Intervention de Claude Kern

Réunion du 17 février 2022 à 10h30
Combat contre le harcèlement scolaire — Discussion en nouvelle lecture d'une proposition de loi

Photo de Claude KernClaude Kern :

Monsieur le président, monsieur le ministre, mes chers collègues, nous nous retrouvons aujourd’hui pour une nouvelle lecture de la proposition de loi visant à combattre le harcèlement scolaire.

Je souhaite exprimer ma déception quant à l’échec de la commission mixte paritaire sur un sujet qui s’annonçait pourtant transpartisan et ne prête guère à polémique.

Pour mémoire, le harcèlement scolaire et le cyberharcèlement concernent entre 800 000 et 1 million d’enfants ; en d’autres termes, 6 % à 12 % des élèves subissent ou ont subi une forme de harcèlement au cours de leur scolarité. Chacun d’entre nous doit prendre conscience de cette réalité et mesurer le drame, individuel et collectif, que le harcèlement représente aujourd’hui pour l’école de la République. Nous parlons d’enfants ou d’adolescents durablement affectés par les menaces, les humiliations ou les violences physiques dont ils font l’objet.

Le texte qui nous vient de l’Assemblée nationale comporte à nos yeux plusieurs écueils.

Le premier concerne le cyberharcèlement. Lors de l’examen du texte en première lecture au Sénat, nous nous étions attachés à y intégrer ce phénomène trop absent de la version issue des travaux de l’Assemblée nationale.

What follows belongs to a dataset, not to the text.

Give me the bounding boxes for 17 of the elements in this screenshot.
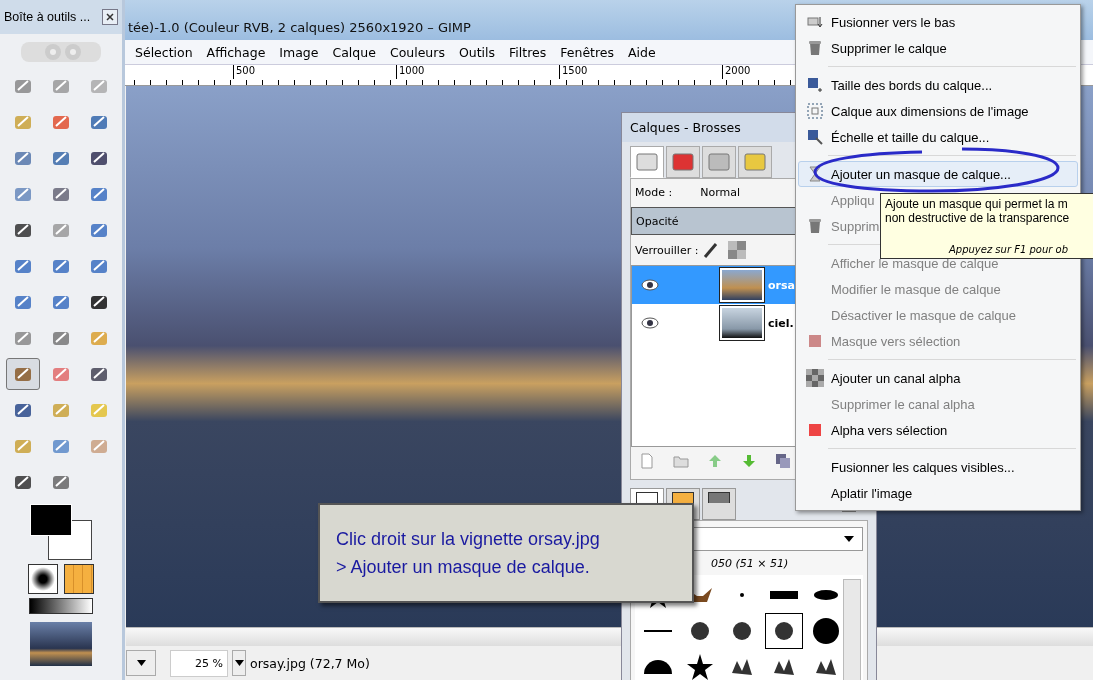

Le cyberharcèlement crée un continuum du harcèlement scolaire, via les réseaux sociaux, les tablettes ou les smartphones, ne laissant aucun répit aux victimes. Il amplifie également l’aspect « meute » du phénomène. Je rappelle que, selon les chiffres de la mission d’information sénatoriale sur le harcèlement scolaire et le cyberharcèlement, près d’un quart des collégiens y sont confrontés. Il est une facette importante du harcèlement scolaire et doit nécessairement être pris en compte si l’on veut traiter efficacement ce fléau.

Aussi le détricotage effectué par l’Assemblée nationale sur ce point nous paraît-il incompréhensible.

Le second point concerne la définition du harcèlement scolaire introduite par l’Assemblée nationale, qui a souhaité ne pas limiter le harcèlement scolaire à un harcèlement entre pairs.

Cette définition, incluant les adultes, est un très mauvais signal envoyé aux personnels de l’éducation nationale. Elle va à rebours des textes que nous avons défendus dans cet hémicycle – je pense par exemple à la proposition de loi créant la fonction de directeur d’école.

Cette définition ne fera que renforcer un climat de défiance de plus en plus insupportable pour les personnels de l’éducation nationale et déconstruire un peu plus l’autorité des professeurs.

Un autre point de désaccord majeur concerne la création d’un délit spécifique dans le code pénal. Nous ne sommes pas convaincus de la portée pédagogique de ce dispositif, qu’invoquent les députés, et craignons plutôt qu’il n’engendre une incohérence dans les peines applicables, voire une rupture d’égalité. Comme l’avait dit ma collègue Annick Billon lors de l’examen du texte en première lecture, ne laissons pas croire que la création d’un nouveau délit suffira à résoudre le problème. Si tel était le cas, nous aurions déjà pu le régler sur la base des textes existants.

Enfin, en supprimant du texte les articles 3 bis A, 3 bis B et 3 bis C, l’Assemblée nationale refuse toute possibilité d’assouplissement des dérogations à la carte scolaire, disposition défendue par nombre de nos collègues. Cet assouplissement nous semblait pourtant une mesure de bon sens. Cette possibilité leur étant refusée, les élèves victimes de harcèlement sont doublement victimes : ils n’ont parfois que la déscolarisation pour toute solution, ce qui les mène peu à peu à l’échec scolaire.

Pour conclure, je souhaite de nouveau saluer le travail de notre commission, du rapporteur, Olivier Paccaud, de la rapporteure pour avis du texte en première lecture, Jacqueline Eustache-Brinio, ainsi que celui de la mission d’information du Sénat sur le harcèlement scolaire et le cyberharcèlement.

Nous regrettons que les recommandations de cette mission d’information n’aient pas été prises en compte dans l’élaboration du texte que nous examinons aujourd’hui.

Mes chers collègues, vous l’aurez compris, le groupe Union Centriste, dans sa très grande majorité, votera la motion tendant à opposer la question préalable.